2022 | 2023 | 2024 | 2025 | 2026 | 2027 | 2028 | |
---|---|---|---|---|---|---|---|
Ontvangen rente | 41.693 | 60.296 | 200.690 | 325.914 | 327.551 | 326.434 | 325.391 |
Overige ontvangsten | 26.897 | 20.867 | 20.842 | 20.818 | 19.797 | 19.778 | 19.760 |
Renteloos voorschot en relevante rentedragende lening | 844 | 812 | 787 | 763 | 742 | 723 | 705 |
rentedragende lening | |||||||
Kortlopende vorderingen | 26.053 | 20.055 | 20.055 | 20.055 | 19.055 | 19.055 | 19.055 |
Ontvangsten Caribisch Nederland | 457 | 491 | 528 | 568 | 610 | 656 | 705 |
Totaal relevante ontvangsten | 69.047 | 81.654 | 222.060 | 347.300 | 347.958 | 346.868 | 345.856 |
Toelichting
Van 2023 naar 2024 dalen de uitgaven aan rentedragende lening. Naar verwachting wordt er door de herinvoering van de basisbeurs minder geleend. De uitgaven aan collegegeldkrediet en levenlanglerenkrediet zijn hoger vanaf 2023. Dit komt doordat in het studiejaar 2021/2022 sprake was van de halvering van het collegegeld en het les- en cursusgeld. Doordat studenten weer het gehele collegegeld moeten betalen, zal het totale bedrag aan collegegeldkrediet en levenlanglerenkrediet hoger uitvallen.

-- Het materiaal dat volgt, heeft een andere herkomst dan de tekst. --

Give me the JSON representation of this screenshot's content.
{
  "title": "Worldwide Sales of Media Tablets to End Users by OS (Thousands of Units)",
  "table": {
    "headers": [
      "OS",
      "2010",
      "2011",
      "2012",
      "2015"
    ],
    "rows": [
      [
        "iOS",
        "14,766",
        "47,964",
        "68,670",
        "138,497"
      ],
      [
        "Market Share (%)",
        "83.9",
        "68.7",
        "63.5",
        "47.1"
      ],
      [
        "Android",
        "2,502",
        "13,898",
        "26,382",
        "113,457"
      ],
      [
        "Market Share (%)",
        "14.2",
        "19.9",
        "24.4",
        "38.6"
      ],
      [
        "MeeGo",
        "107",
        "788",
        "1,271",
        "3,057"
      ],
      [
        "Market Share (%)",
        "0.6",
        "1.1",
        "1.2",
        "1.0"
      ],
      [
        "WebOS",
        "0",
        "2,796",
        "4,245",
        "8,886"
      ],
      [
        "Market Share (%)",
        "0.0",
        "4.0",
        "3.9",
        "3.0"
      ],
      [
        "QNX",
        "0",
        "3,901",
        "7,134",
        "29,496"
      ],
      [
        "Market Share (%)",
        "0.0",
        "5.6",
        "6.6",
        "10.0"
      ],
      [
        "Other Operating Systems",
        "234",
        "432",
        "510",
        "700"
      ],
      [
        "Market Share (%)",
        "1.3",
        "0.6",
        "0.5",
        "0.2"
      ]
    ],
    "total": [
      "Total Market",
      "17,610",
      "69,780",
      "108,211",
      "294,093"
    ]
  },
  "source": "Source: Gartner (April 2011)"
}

Bijdrage aan agentschappen
De Dienst Uitvoering Onderwijs (DUO) is de uitvoeringsorganisatie van het Ministerie van OCW en levert producten en diensten op het terrein van bekostiging van instellingen, financiering van studenten en informatievoorziening. Het betreft het aandeel in de uitvoeringskosten van DUO voor dit begrotingsartikel.
Ontvangsten
Leningen worden terugbetaald naar draagkracht. Wie gelet op zijn of haar inkomen niet kan terugbetalen, hoeft niet of minder terug te betalen. Voor wie bewust leent, is de studielening hiermee een veilig instrument voor de financiering van onderwijs.
Relevante ontvangsten
De relevante ontvangsten bestaan uit verschillende posten, waarvan de ontvangen rente de grootste is. Het rentepercentage op studieleningen is in 2023 weer positief. De rente wordt voor studenten na afstuderen eens per 5 jaar vastgesteld. De komende jaren komt er naar verwachting dus telkens een nieuw cohort bij die rente moet gaan betalen. Hierdoor lopen de rente ontvangsten de komende jaren op. De overige relevante ontvangsten bestaan voor het grootste deel uit ontvangsten op de kortlopende vorderingen, die ontstaan doordat onterecht ontvangen studiefinanciering wordt teruggevorderd. De relevante rentedragende lening betreft leningen van vóór 1992; het renteloze voorschot betreft voornamelijk studieleningen die zijn verstrekt vóór 1986 en waarover geen rente verschuldigd is. De ontvangsten Caribisch Nederland betreft ontvangsten op leningen die verstrekt zijn aan studenten uit het Caribisch gebied.
De niet-relevante ontvangsten ontstaan door terugbetaling van de hoofdsom op studieleningen. De ontvangsten nemen de komende jaren toe, omdat er in eerdere jaren meer en vaker is geleend.